With many other dairy farmers in the same boat, Turley said one of the biggest challenges has been removing the carcasses.
"It's a big area with high cow loss," Turley said. "The rendering services have hit their max."
Turley said farmers have buried the carcasses in the snow until the rendering trucks can get there. He's also worked with the Texas Commission of Environmental Quality to come up with other solutions.
"We've had circumstances where they've allowed mass burials, and we are working with them on composting options, too," Turley said. "We've also worked out agreements with the landfills to accept carcasses there."
The rendering service has already gathered the carcasses from Osterkamp's farm.
"We're fortunate we called early," Osterkamp said.
Turley said farmers will also see financial struggles following the storm.
"We're looking for financial aid programs available for the farmers," Turley said. "But they're limited. This was a true test of the farmers' insurance. Right now, it isn't helping with costs. That leaves the FSA program aid and that's limited."

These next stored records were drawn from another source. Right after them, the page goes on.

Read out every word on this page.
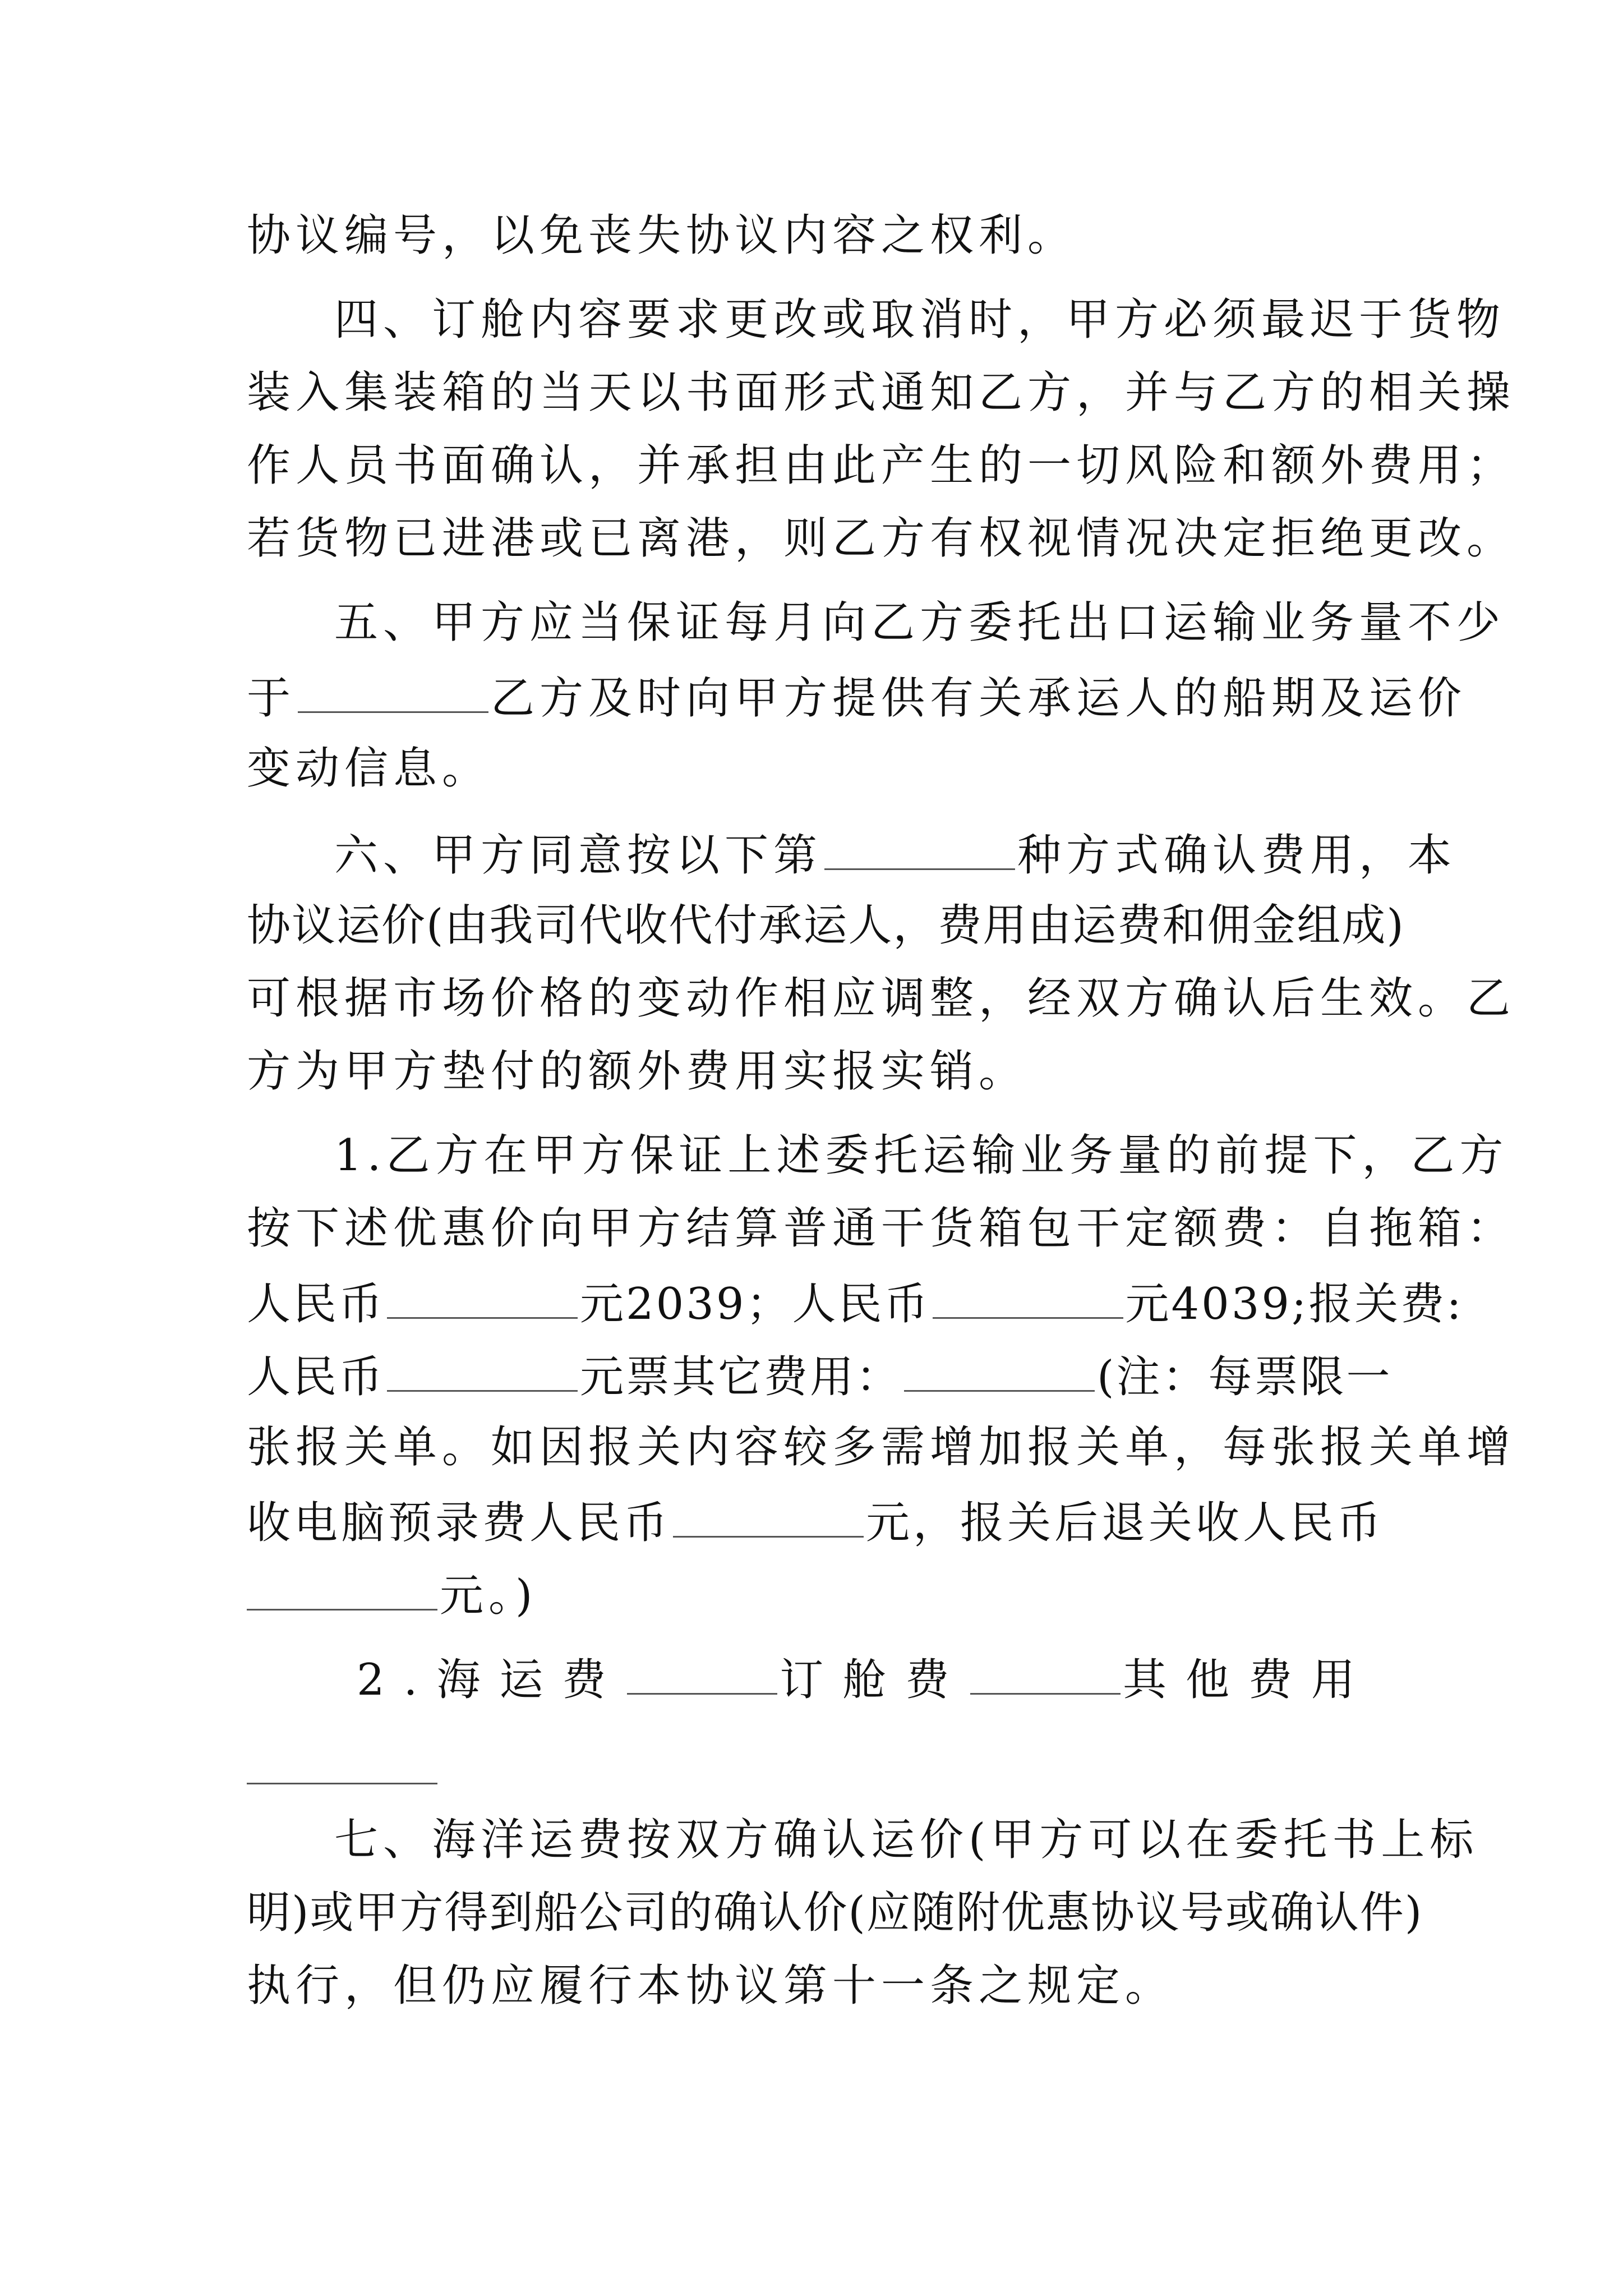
协议编号，以免丧失协议内容之权利。
四、订舱内容要求更改或取消时，甲方必须最迟于货物
装入集装箱的当天以书面形式通知乙方，并与乙方的相关操
作人员书面确认，并承担由此产生的一切风险和额外费用；
若货物已进港或已离港，则乙方有权视情况决定拒绝更改。
五、甲方应当保证每月向乙方委托出口运输业务量不少
于	乙方及时向甲方提供有关承运人的船期及运价
变动信息。
六、甲方同意按以下第	种方式确认费用，本
协议运价(由我司代收代付承运人，费用由运费和佣金组成)
可根据市场价格的变动作相应调整，经双方确认后生效。乙
方为甲方垫付的额外费用实报实销。
1.乙方在甲方保证上述委托运输业务量的前提下，乙方
按下述优惠价向甲方结算普通干货箱包干定额费：自拖箱：
人民币	元2039；人民币	元4039;报关费:
人民币	元票其它费用：	(注：每票限一
张报关单。如因报关内容较多需增加报关单，每张报关单增
收电脑预录费人民币	元，报关后退关收人民币
元。)
2. 海运费	订舱费	其他费用
七、海洋运费按双方确认运价(甲方可以在委托书上标
明)或甲方得到船公司的确认价(应随附优惠协议号或确认件)
执行，但仍应履行本协议第十一条之规定。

With the high loss of cattle, Turley said there's potential for farmers to build barns after the storm.
"Living through the storm with the loss of cattle could spark the interest," he said.
Despite the challenges, Osterkamp is optimistic for the farmers in the area.
"It was sad and just recently hit home for us, but the resilience in the farmers has been astounding," he said. "We suffered, but the we plan to come back and do it better. It didn't scare us off. We're in it for the long haul."
Looking ahead, this storm will stick with Osterkamp for years to come.
"It's a story we will tell the grandkids about," he said. "It will be a storm people will talk about for the next several generations."